Par M. le Dr E. RÉGIS,
Chef de Clinique des .maladies mentales.
L’étude de la perte de la raison chez les habitants des pays demeurés barbares, chez ces peuples à l’esprit inculte et aux notions bornées, dont la vie se limite pour ainsi dire à la sphère de l’activité matérielle, est l’une des plus intéressantes du domaine de la psychiatrie. Elle nous montre la folie à l’état rudimentaire, dans son expression la plus simple et la plus vraie, telle forcément qu’elle doit être chez toute nation à son berceau : en sorte que, connaissant ainsi ses origines, il est aisé de suivre, étape par étape, les transformations successives qu’elle a subies chez les peuples déjà disparus ou chez ceux qui sont encore à leur apogée ; de se la représenter, suivant pas à pas les progrès de l’intelligence, se civilisant et s’étendant avec elle, pour aboutir à son degré le plus brillant et le plus parfait, empruntant chaque fois aux idées du siècle sa forme psychologique et son caractère prédominant.

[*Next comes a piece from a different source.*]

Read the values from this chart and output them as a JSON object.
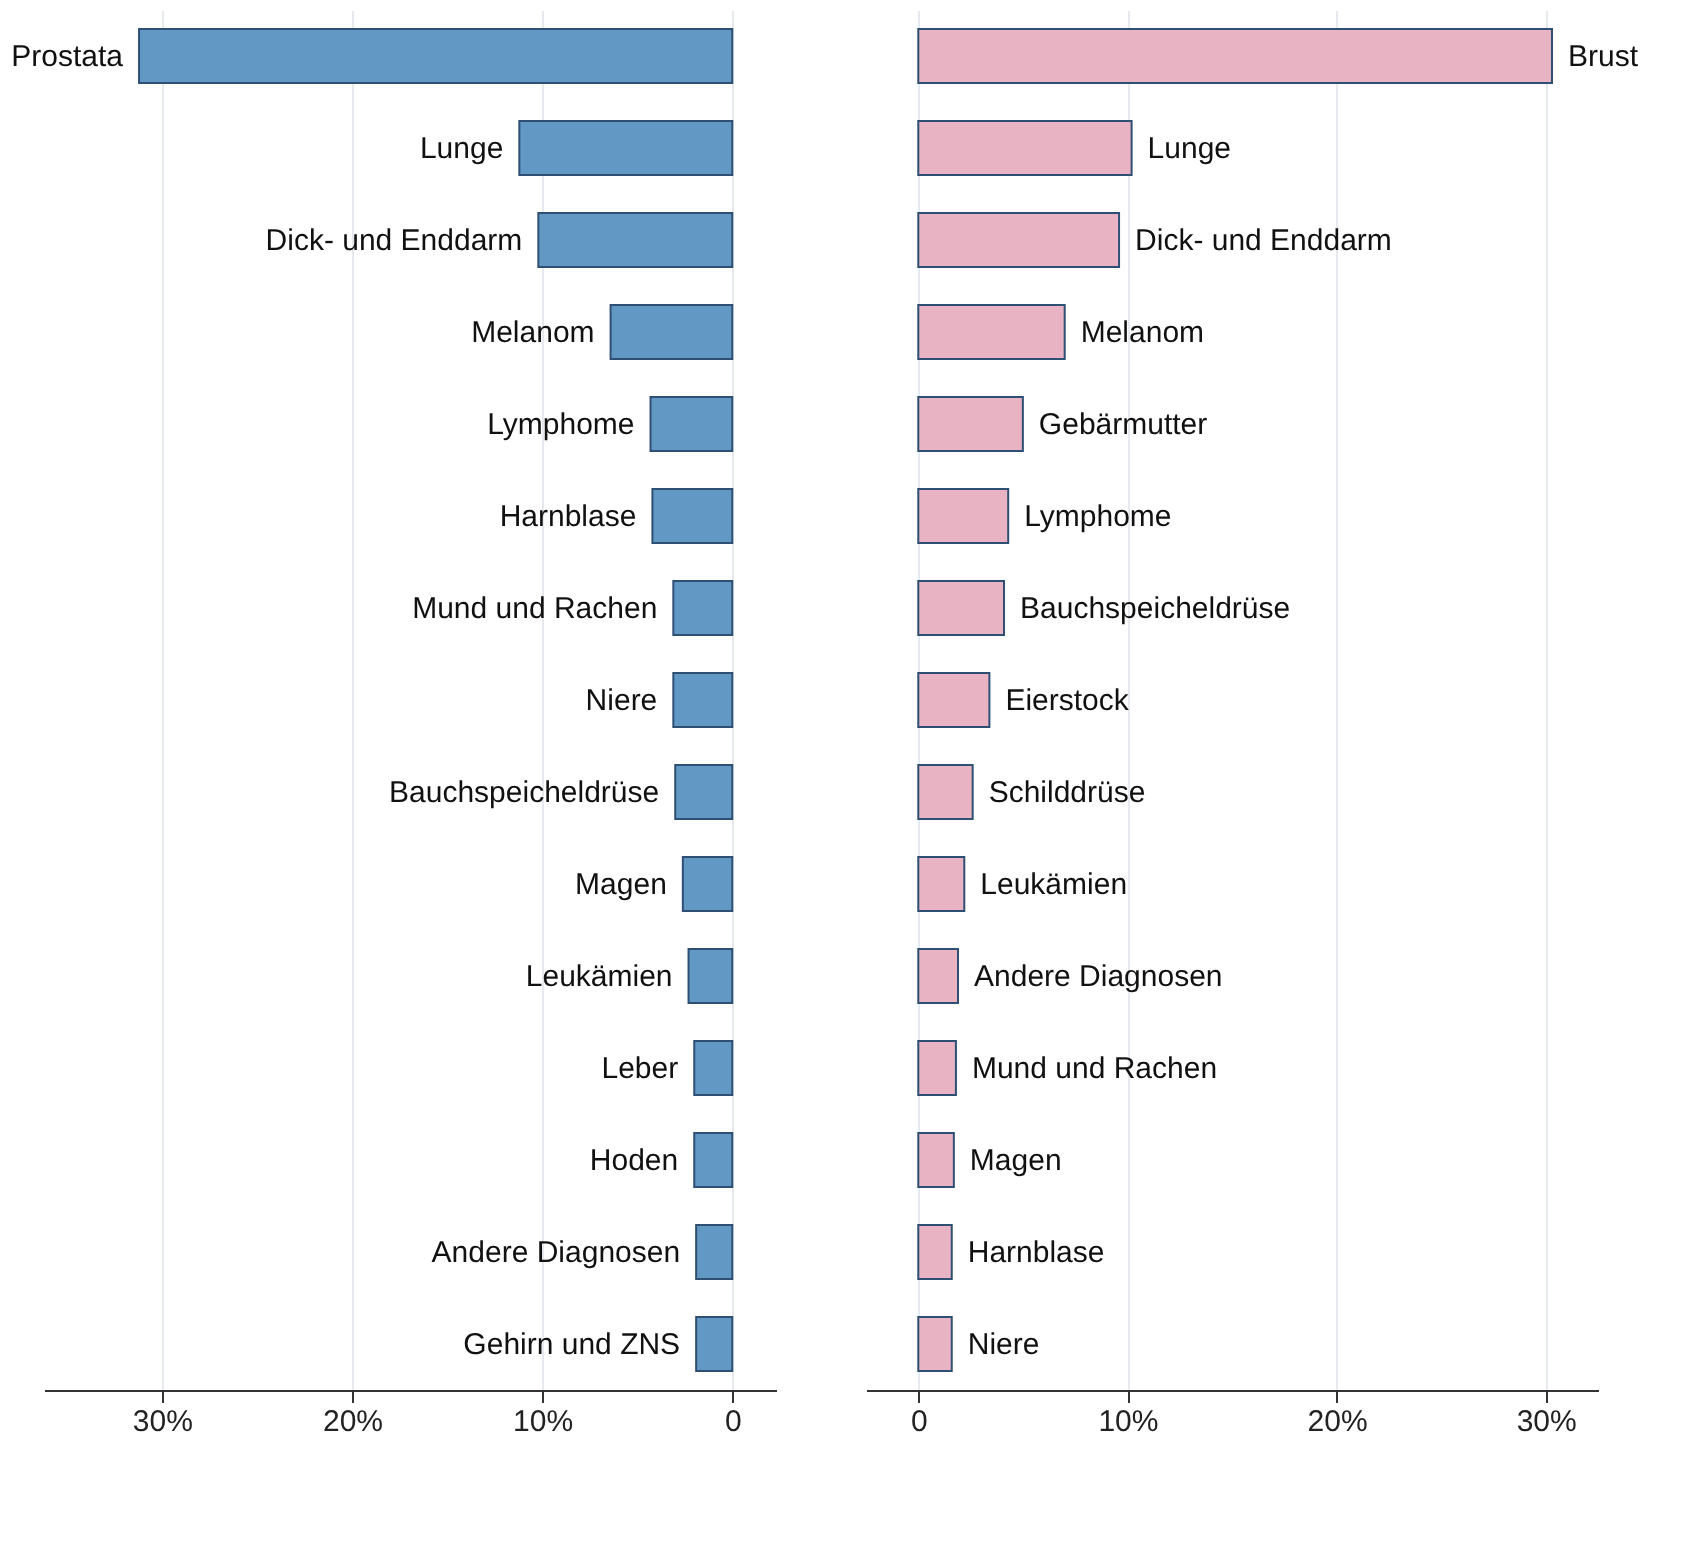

Malheureusement, et cela se comprend sans peine si l’on songe aux difficultés de toute nature qu’elle soulève, cette étude psychologique des peuples barbares est encore presque tout entière à faire. Aussi aucun des documents qui peuvent servir à l’édifier, si imparfait soit-il, ne doit être négligé. C’est cette considération qui m’a décidé à publier les notes suivantes sur la SUPERSTITION ET LA FOLIE CHEZ LES NÈGRES DU ZAMBÈZE, notes recueillies par M. Gaffard [p. 77] pendant un séjour récent de huit mois sur les rives de ce grand fleuve, entre QUILIMANE et TÈTE, c’est-à-dire sur la côte orientale de 1’AFRIQUE, non loin de ce pays des NÈGRES ZOULOUS, dont il a été tant parlé dans ces derniers temps.
Les Indigènes du Zambèze appartiennent les uns à la famille cafre, les autres à la race nègre proprement dite.
Du croisement de ces deux races résulte le véritable habitant de la contrée qui s’augmente encore de quelques autres métis dus au mélange des noirs avec des Portugais et des Indiens venus de Goa.
Sur le littoral, les habitants sont en général plus petits et moins forts que dans l’intérieur des terres. Aux environs de Tête, ils sont robustes et grands.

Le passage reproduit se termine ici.